On the one hand, building on tried and true tools seems to be the right thing to do, less wheel-reinventing. It’s great that the phylogenetic simulator Seq-Gen from 1997 can be used in a paper published in 2020. On the other hand, looking at the dependencies for running mixnmatch made me a little pale: seven different bioinformatics or population genetics softwares (not including the dependencies you need to compile them), R, Perl and Python plus Biopython. Computational genetics is an adventure of software installation.

They use the simulator to test the performance of a hidden Markov model for inferring local ancestry (Corbett-Detig & Nielsen 2017) with different population histories and settings, and then apply it to swordtail fish data. In particular, one needs to set thresholds for picking ”ancestry informative” (i.e. sufficiently differentiated) markers between the ancestral populations, and that depends on population history and diversity.

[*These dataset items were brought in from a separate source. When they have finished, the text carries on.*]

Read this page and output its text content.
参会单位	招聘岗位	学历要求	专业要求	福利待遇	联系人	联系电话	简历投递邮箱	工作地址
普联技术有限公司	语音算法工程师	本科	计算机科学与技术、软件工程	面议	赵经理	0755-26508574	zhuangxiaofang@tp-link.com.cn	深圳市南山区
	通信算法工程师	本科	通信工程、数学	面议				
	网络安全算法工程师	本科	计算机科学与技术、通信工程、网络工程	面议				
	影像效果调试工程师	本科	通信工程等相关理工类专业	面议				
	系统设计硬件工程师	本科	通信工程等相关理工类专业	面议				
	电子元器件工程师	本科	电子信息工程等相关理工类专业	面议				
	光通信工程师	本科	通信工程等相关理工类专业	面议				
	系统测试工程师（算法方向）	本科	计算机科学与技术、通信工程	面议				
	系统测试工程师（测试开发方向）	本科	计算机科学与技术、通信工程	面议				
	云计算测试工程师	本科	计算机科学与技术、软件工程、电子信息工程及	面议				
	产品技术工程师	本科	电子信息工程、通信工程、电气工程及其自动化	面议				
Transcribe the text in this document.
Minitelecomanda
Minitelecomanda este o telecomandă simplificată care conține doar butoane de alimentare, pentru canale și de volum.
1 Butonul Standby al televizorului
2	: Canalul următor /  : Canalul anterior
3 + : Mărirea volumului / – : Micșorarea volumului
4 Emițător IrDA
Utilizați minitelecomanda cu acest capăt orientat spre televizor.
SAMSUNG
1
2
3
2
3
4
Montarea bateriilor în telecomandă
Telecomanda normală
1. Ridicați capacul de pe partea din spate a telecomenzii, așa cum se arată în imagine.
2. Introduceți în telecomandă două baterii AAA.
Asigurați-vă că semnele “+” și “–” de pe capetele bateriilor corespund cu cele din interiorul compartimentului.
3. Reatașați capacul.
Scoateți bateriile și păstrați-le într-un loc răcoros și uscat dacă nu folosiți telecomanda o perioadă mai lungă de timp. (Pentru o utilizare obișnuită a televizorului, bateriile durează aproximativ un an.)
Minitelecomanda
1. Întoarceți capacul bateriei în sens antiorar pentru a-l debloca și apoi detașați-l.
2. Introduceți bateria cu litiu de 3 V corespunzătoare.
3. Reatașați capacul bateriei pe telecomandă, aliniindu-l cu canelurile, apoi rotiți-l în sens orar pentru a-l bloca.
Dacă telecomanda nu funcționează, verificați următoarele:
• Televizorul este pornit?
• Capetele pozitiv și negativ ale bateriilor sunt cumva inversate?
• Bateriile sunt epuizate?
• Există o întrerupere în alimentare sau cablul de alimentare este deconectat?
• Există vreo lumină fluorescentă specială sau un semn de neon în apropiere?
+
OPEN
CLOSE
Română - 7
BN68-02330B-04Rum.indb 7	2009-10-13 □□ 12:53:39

In passing, they use the estimate the swordtail recombination landscape:

We used the locations of observed ancestry transitions in 139 F2 hybrids that we generated between X. birchmanni and X. malinche … to estimate the recombination rate in 5 Mb windows. … We compared inferred recombination rates in this F2 map to a linkage disequilibrium based recombination map for X. birchmanni that we had previously generated (Schumer et al., 2018). As expected, we observed a strong correlation in estimated recombination rate between the linkage disequilibrium based and crossover maps (R=0.82, Figure 4, Supporting Information 8). Simulations suggest that the observed correlation is consistent with the two recombination maps being indistinguishable, given the low resolution of the F2 map (Supporting Information 8).